Der Geruch war überwältigend. Es war eine Mischung aus Eisen, Blut und Verfall, die so intensiv war, dass die beiden Frauen gezwungen waren, durch den Mund zu atmen. Ihre Kehlen brannten und es kostete sie all ihre Willenskraft, nicht vor Ekel zu erbrechen. Sie konnten die Bitterkeit des Todes auf ihren Zungen schmecken, während sie versuchten, sich nicht von der Panik überwältigen zu lassen, die in ihnen aufstieg.

"Guhle brauchen keine Folterwerkzeuge", raunte Samantha und fügte hinzu: "Ihre bloße Existenz ist Qual genug für jedes Lebewesen, das ihnen in die Finger fällt."

Mit jedem Schritt, den sie auf dem kalten, feuchten Boden machte, hallte das leise Echo ihrer Schritte durch den Raum. Plötzlich spürte sie unter ihren Chucks ein leises, widerliches Ploppen, gefolgt von einem feuchten, glitschigen Gefühl. Sofort hielt sie inne, ihr Herz schlug schneller, und sie konnte das Adrenalin förmlich in ihren Adern rauschen hören.

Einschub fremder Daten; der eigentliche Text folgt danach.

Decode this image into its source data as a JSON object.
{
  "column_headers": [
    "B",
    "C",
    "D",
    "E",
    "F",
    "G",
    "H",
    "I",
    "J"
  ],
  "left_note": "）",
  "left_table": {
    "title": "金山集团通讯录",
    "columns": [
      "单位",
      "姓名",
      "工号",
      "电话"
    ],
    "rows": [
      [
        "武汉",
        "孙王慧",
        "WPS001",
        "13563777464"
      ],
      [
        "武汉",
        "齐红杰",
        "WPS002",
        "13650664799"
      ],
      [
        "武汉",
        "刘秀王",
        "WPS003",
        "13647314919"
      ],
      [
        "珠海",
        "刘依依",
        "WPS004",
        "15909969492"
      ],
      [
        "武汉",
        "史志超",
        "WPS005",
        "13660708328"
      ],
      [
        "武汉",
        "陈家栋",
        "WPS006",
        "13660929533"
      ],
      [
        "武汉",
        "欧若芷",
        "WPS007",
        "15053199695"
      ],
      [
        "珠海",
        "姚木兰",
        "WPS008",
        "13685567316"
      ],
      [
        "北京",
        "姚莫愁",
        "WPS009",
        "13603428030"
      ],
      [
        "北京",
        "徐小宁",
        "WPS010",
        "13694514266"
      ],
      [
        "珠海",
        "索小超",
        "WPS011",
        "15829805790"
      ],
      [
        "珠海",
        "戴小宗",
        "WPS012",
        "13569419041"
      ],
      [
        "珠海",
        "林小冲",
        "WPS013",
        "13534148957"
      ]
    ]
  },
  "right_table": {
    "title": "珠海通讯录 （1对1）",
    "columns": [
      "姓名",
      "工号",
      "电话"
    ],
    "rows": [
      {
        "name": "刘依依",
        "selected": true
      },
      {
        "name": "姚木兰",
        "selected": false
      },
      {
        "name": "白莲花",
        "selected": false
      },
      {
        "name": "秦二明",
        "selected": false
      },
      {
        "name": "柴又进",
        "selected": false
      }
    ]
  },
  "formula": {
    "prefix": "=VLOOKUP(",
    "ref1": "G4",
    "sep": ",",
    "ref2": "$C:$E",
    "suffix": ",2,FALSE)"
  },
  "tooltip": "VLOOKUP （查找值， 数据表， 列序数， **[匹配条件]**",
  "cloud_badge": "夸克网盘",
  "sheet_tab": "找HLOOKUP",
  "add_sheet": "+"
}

Langsam ließ sie die Augenlider sinken, als ob sie das vor der grausamen Realität schützen könnte, die sie unter ihren Füßen vermutete. Doch die Neugier zwang sie, die Augen wieder zu öffnen. Zögerlich ließ sie den Blick nach unten wandern, ihr Atem stockte. Das Licht, das von ihrer Fackel ausging, fiel auf etwas, das schlaff und glanzlos am Boden lag – ein geplatzter Augapfel, dessen Flüssigkeit in einem widerlichen Schleim auf dem dreckigen Boden zerflossen war. Der Anblick war so grotesk, dass ihr Magen sich zusammen krampfte, doch sie zwang sich, nicht die Beherrschung zu verlieren.

Ihre Lippen verzogen sich in einem Ausdruck purer Abscheu, während sie sich tief nach vorne beugte und mit der Spitze ihres Schuhs versuchte, den glitschigen Überrest von ihrer Sohle zu kratzen. Der Augapfel wollte sich nicht lösen, er schien fast klebrig zu sein, als ob die Reste von Leben, die er einst beherbergt hatte, sich verzweifelt an sie klammern wollten.

„Wir werden diese verfluchte Krypta mit allem und jedem darin in die Luft jagen." Ihre Stimme zitterte vor angestauter Wut und Abscheu. Jede Faser ihres Seins wollte nur noch weg von diesem schrecklichen Ort, der von Tod und Verzweiflung durchdrungen war.

Samantha zog das Handy aus ihrer Jeanstasche und geübt tippte sie einhändig eine Nachricht.